We’re going to lose in the Sat valley in Pakistan. Not today… nor tomorrow. But certainly within the next three years.

You see, the Taliban is like quicksilver. It won’t stay put. Push it here – and it just goes somewhere else.

Western strategists have a geo-political based mindset… we think in terms of borders, terrain, geographical locations. The Taliban do not. Their strategies are based on dogma. They do not care if they establish in Helmand, or in Sat. Anywhere will do.

But we care… or we should. Strategically, I’d rather have the Taliban in Helmand than in the Sat valley (since it is already clear that we will not be able to destroy them totally).

In Helmand, NATO can fight the Taliban. But not so in the Sat valley. There we would have to rely on Pakistan to get the job done. And that raises two questions for the medium term:
a. Can they?
b. Do they want to?

So we face a predicament. If we defeat the Taliban in Afghanistan, it will only result in their appearance in some other place – and almost certainly a place where we will like them even less than in Afghanistan. So we cannot afford to defeat the Taliban in Afghanistan.

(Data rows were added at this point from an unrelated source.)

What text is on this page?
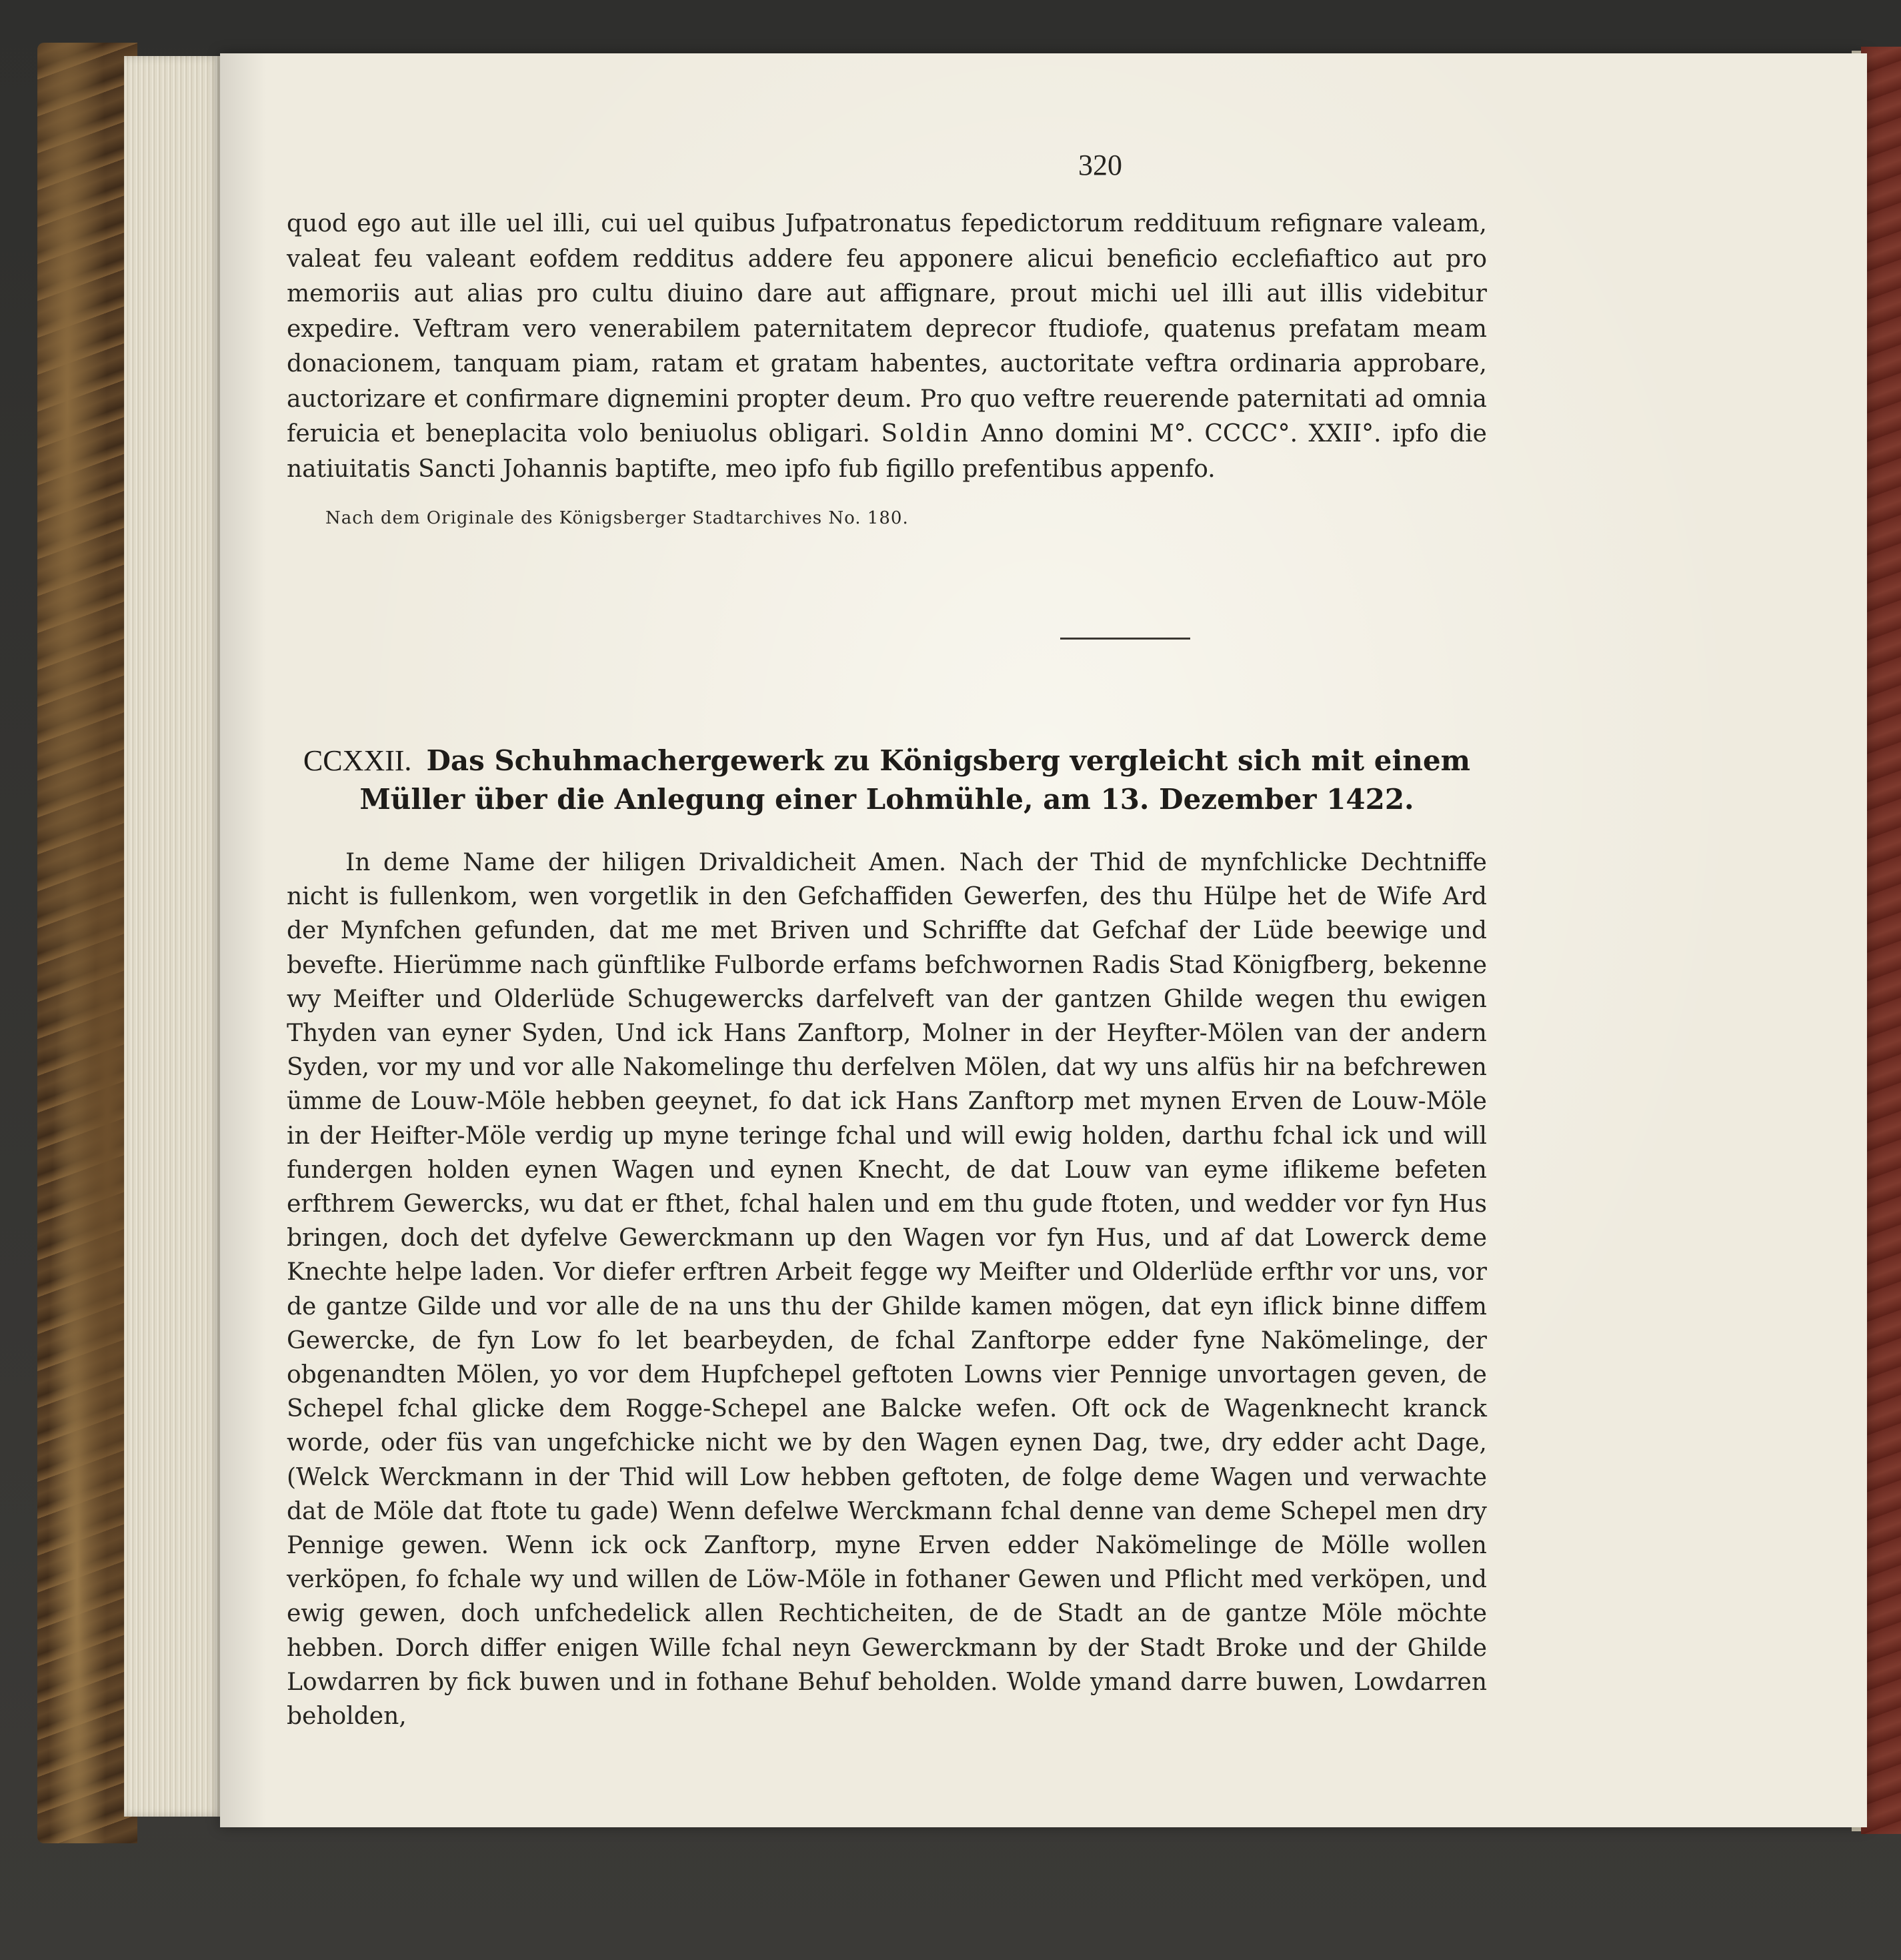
320

quod ego aut ille uel illi, cui uel quibus Jufpatronatus fepedictorum reddituum refignare valeam, valeat feu valeant eofdem redditus addere feu apponere alicui beneficio ecclefiaftico aut pro memoriis aut alias pro cultu diuino dare aut affignare, prout michi uel illi aut illis videbitur expedire. Veftram vero venerabilem paternitatem deprecor ftudiofe, quatenus prefatam meam donacionem, tanquam piam, ratam et gratam habentes, auctoritate veftra ordinaria approbare, auctorizare et confirmare dignemini propter deum. Pro quo veftre reuerende paternitati ad omnia feruicia et beneplacita volo beniuolus obligari. Soldin Anno domini M°. CCCC°. XXII°. ipfo die natiuitatis Sancti Johannis baptifte, meo ipfo fub figillo prefentibus appenfo.

Nach dem Originale des Königsberger Stadtarchives No. 180.
CCXXII. Das Schuhmachergewerk zu Königsberg vergleicht sich mit einem Müller über die Anlegung einer Lohmühle, am 13. Dezember 1422.

In deme Name der hiligen Drivaldicheit Amen. Nach der Thid de mynfchlicke Dechtniffe nicht is fullenkom, wen vorgetlik in den Gefchaffiden Gewerfen, des thu Hülpe het de Wife Ard der Mynfchen gefunden, dat me met Briven und Schriffte dat Gefchaf der Lüde beewige und bevefte. Hierümme nach günftlike Fulborde erfams befchwornen Radis Stad Königfberg, bekenne wy Meifter und Olderlüde Schugewercks darfelveft van der gantzen Ghilde wegen thu ewigen Thyden van eyner Syden, Und ick Hans Zanftorp, Molner in der Heyfter-Mölen van der andern Syden, vor my und vor alle Nakomelinge thu derfelven Mölen, dat wy uns alfüs hir na befchrewen ümme de Louw-Möle hebben geeynet, fo dat ick Hans Zanftorp met mynen Erven de Louw-Möle in der Heifter-Möle verdig up myne teringe fchal und will ewig holden, darthu fchal ick und will fundergen holden eynen Wagen und eynen Knecht, de dat Louw van eyme iflikeme befeten erfthrem Gewercks, wu dat er fthet, fchal halen und em thu gude ftoten, und wedder vor fyn Hus bringen, doch det dyfelve Gewerckmann up den Wagen vor fyn Hus, und af dat Lowerck deme Knechte helpe laden. Vor diefer erftren Arbeit fegge wy Meifter und Olderlüde erfthr vor uns, vor de gantze Gilde und vor alle de na uns thu der Ghilde kamen mögen, dat eyn iflick binne diffem Gewercke, de fyn Low fo let bearbeyden, de fchal Zanftorpe edder fyne Nakömelinge, der obgenandten Mölen, yo vor dem Hupfchepel geftoten Lowns vier Pennige unvortagen geven, de Schepel fchal glicke dem Rogge-Schepel ane Balcke wefen. Oft ock de Wagenknecht kranck worde, oder füs van ungefchicke nicht we by den Wagen eynen Dag, twe, dry edder acht Dage, (Welck Werckmann in der Thid will Low hebben geftoten, de folge deme Wagen und verwachte dat de Möle dat ftote tu gade) Wenn defelwe Werckmann fchal denne van deme Schepel men dry Pennige gewen. Wenn ick ock Zanftorp, myne Erven edder Nakömelinge de Mölle wollen verköpen, fo fchale wy und willen de Löw-Möle in fothaner Gewen und Pflicht med verköpen, und ewig gewen, doch unfchedelick allen Rechticheiten, de de Stadt an de gantze Möle möchte hebben. Dorch differ enigen Wille fchal neyn Gewerckmann by der Stadt Broke und der Ghilde Lowdarren by fick buwen und in fothane Behuf beholden. Wolde ymand darre buwen, Lowdarren beholden,
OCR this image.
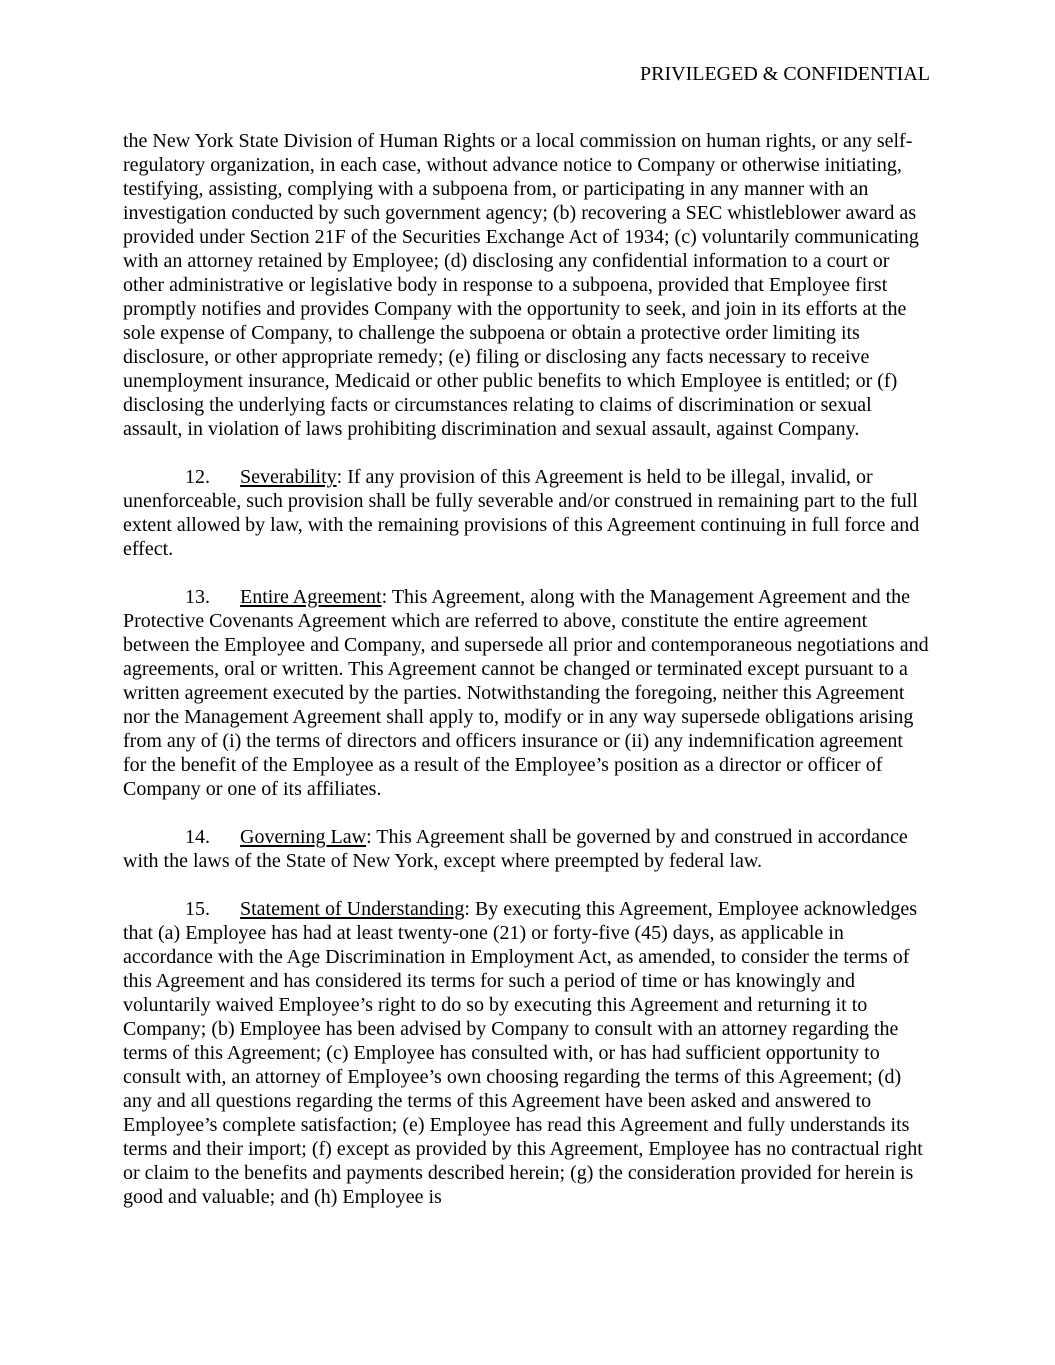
PRIVILEGED & CONFIDENTIAL

the New York State Division of Human Rights or a local commission on human rights, or any self-regulatory organization, in each case, without advance notice to Company or otherwise initiating, testifying, assisting, complying with a subpoena from, or participating in any manner with an investigation conducted by such government agency; (b) recovering a SEC whistleblower award as provided under Section 21F of the Securities Exchange Act of 1934; (c) voluntarily communicating with an attorney retained by Employee; (d) disclosing any confidential information to a court or other administrative or legislative body in response to a subpoena, provided that Employee first promptly notifies and provides Company with the opportunity to seek, and join in its efforts at the sole expense of Company, to challenge the subpoena or obtain a protective order limiting its disclosure, or other appropriate remedy; (e) filing or disclosing any facts necessary to receive unemployment insurance, Medicaid or other public benefits to which Employee is entitled; or (f) disclosing the underlying facts or circumstances relating to claims of discrimination or sexual assault, in violation of laws prohibiting discrimination and sexual assault, against Company.

12. Severability: If any provision of this Agreement is held to be illegal, invalid, or unenforceable, such provision shall be fully severable and/or construed in remaining part to the full extent allowed by law, with the remaining provisions of this Agreement continuing in full force and effect.

13. Entire Agreement: This Agreement, along with the Management Agreement and the Protective Covenants Agreement which are referred to above, constitute the entire agreement between the Employee and Company, and supersede all prior and contemporaneous negotiations and agreements, oral or written. This Agreement cannot be changed or terminated except pursuant to a written agreement executed by the parties. Notwithstanding the foregoing, neither this Agreement nor the Management Agreement shall apply to, modify or in any way supersede obligations arising from any of (i) the terms of directors and officers insurance or (ii) any indemnification agreement for the benefit of the Employee as a result of the Employee’s position as a director or officer of Company or one of its affiliates.

14. Governing Law: This Agreement shall be governed by and construed in accordance with the laws of the State of New York, except where preempted by federal law.

15. Statement of Understanding: By executing this Agreement, Employee acknowledges that (a) Employee has had at least twenty-one (21) or forty-five (45) days, as applicable in accordance with the Age Discrimination in Employment Act, as amended, to consider the terms of this Agreement and has considered its terms for such a period of time or has knowingly and voluntarily waived Employee’s right to do so by executing this Agreement and returning it to Company; (b) Employee has been advised by Company to consult with an attorney regarding the terms of this Agreement; (c) Employee has consulted with, or has had sufficient opportunity to consult with, an attorney of Employee’s own choosing regarding the terms of this Agreement; (d) any and all questions regarding the terms of this Agreement have been asked and answered to Employee’s complete satisfaction; (e) Employee has read this Agreement and fully understands its terms and their import; (f) except as provided by this Agreement, Employee has no contractual right or claim to the benefits and payments described herein; (g) the consideration provided for herein is good and valuable; and (h) Employee is
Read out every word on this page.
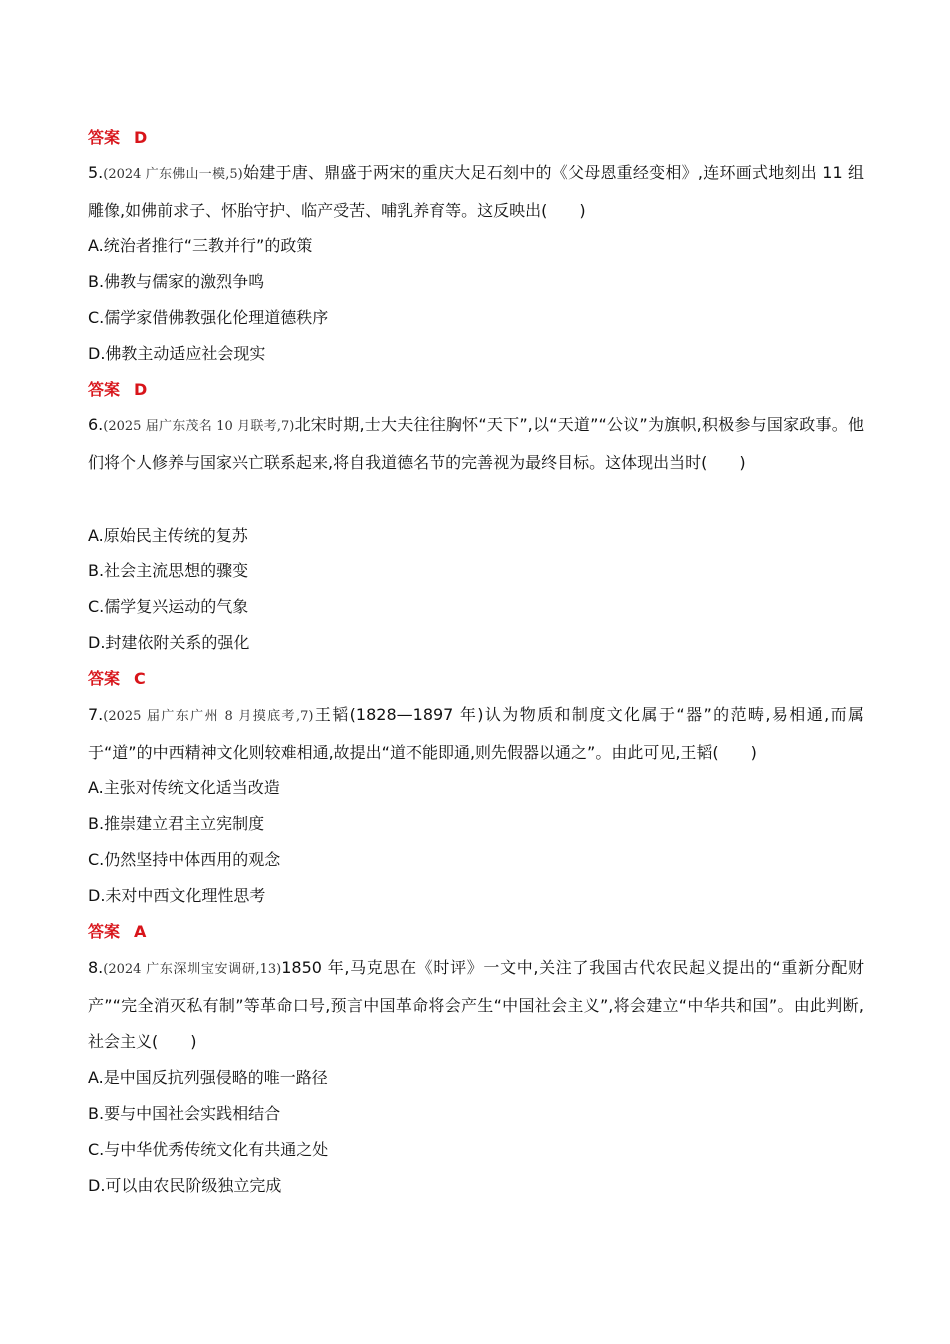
答案 D
5.(2024 广东佛山一模,5)始建于唐、鼎盛于两宋的重庆大足石刻中的《父母恩重经变相》,连环画式地刻出 11 组雕像,如佛前求子、怀胎守护、临产受苦、哺乳养育等。这反映出(　　)
A.统治者推行“三教并行”的政策
B.佛教与儒家的激烈争鸣
C.儒学家借佛教强化伦理道德秩序
D.佛教主动适应社会现实
答案 D
6.(2025 届广东茂名 10 月联考,7)北宋时期,士大夫往往胸怀“天下”,以“天道”“公议”为旗帜,积极参与国家政事。他们将个人修养与国家兴亡联系起来,将自我道德名节的完善视为最终目标。这体现出当时(　　)
A.原始民主传统的复苏
B.社会主流思想的骤变
C.儒学复兴运动的气象
D.封建依附关系的强化
答案 C
7.(2025 届广东广州 8 月摸底考,7)王韬(1828—1897 年)认为物质和制度文化属于“器”的范畴,易相通,而属于“道”的中西精神文化则较难相通,故提出“道不能即通,则先假器以通之”。由此可见,王韬(　　)
A.主张对传统文化适当改造
B.推崇建立君主立宪制度
C.仍然坚持中体西用的观念
D.未对中西文化理性思考
答案 A
8.(2024 广东深圳宝安调研,13)1850 年,马克思在《时评》一文中,关注了我国古代农民起义提出的“重新分配财产”“完全消灭私有制”等革命口号,预言中国革命将会产生“中国社会主义”,将会建立“中华共和国”。由此判断,社会主义(　　)
A.是中国反抗列强侵略的唯一路径
B.要与中国社会实践相结合
C.与中华优秀传统文化有共通之处
D.可以由农民阶级独立完成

But it is a bad idea to allow the Taliban to retake Afghanistan as well.

Is there an answer? No. The US and NATO will ‘surge’. The Taliban will relocate to Pakistan. Pakistan will become embroiled in an internal war of increasing intensity. And as the threat levels increase, I wonder what India and the PRC will do?

Like a fool, I breathed a sigh of relief with the fall of the USSR… no more threats of nuclear war. Thinking back now, at least the Soviet leadership didn’t glorify senseless death.

By: Sam K Wed, 11 Nov 2009 16:29:33 +0000 “If we don’t get a level of legitimacy and governance (there), then all the troops in the world aren’t going to make any difference.”
I’m afraid this applies equally to both Kabul & Washington DC.

By: GalatianMan Tue, 10 Nov 2009 23:26:24 +0000 Obama and the Democrats campaigned since 2004 that we should be “expanding” the war in Afghanistan. Bush refused and focused on Iraq and won Iraq. Bush focused the troops in Afghanistan along the mountains/the border of Pakistan and things have remained stable. Obama removed the troops from borders so that the army could “patrol” the cities as sitting ducks and now the Taliban is streaming in and “shazam” american forces are being killed in record numbers. This is Obama’s wars. All of them.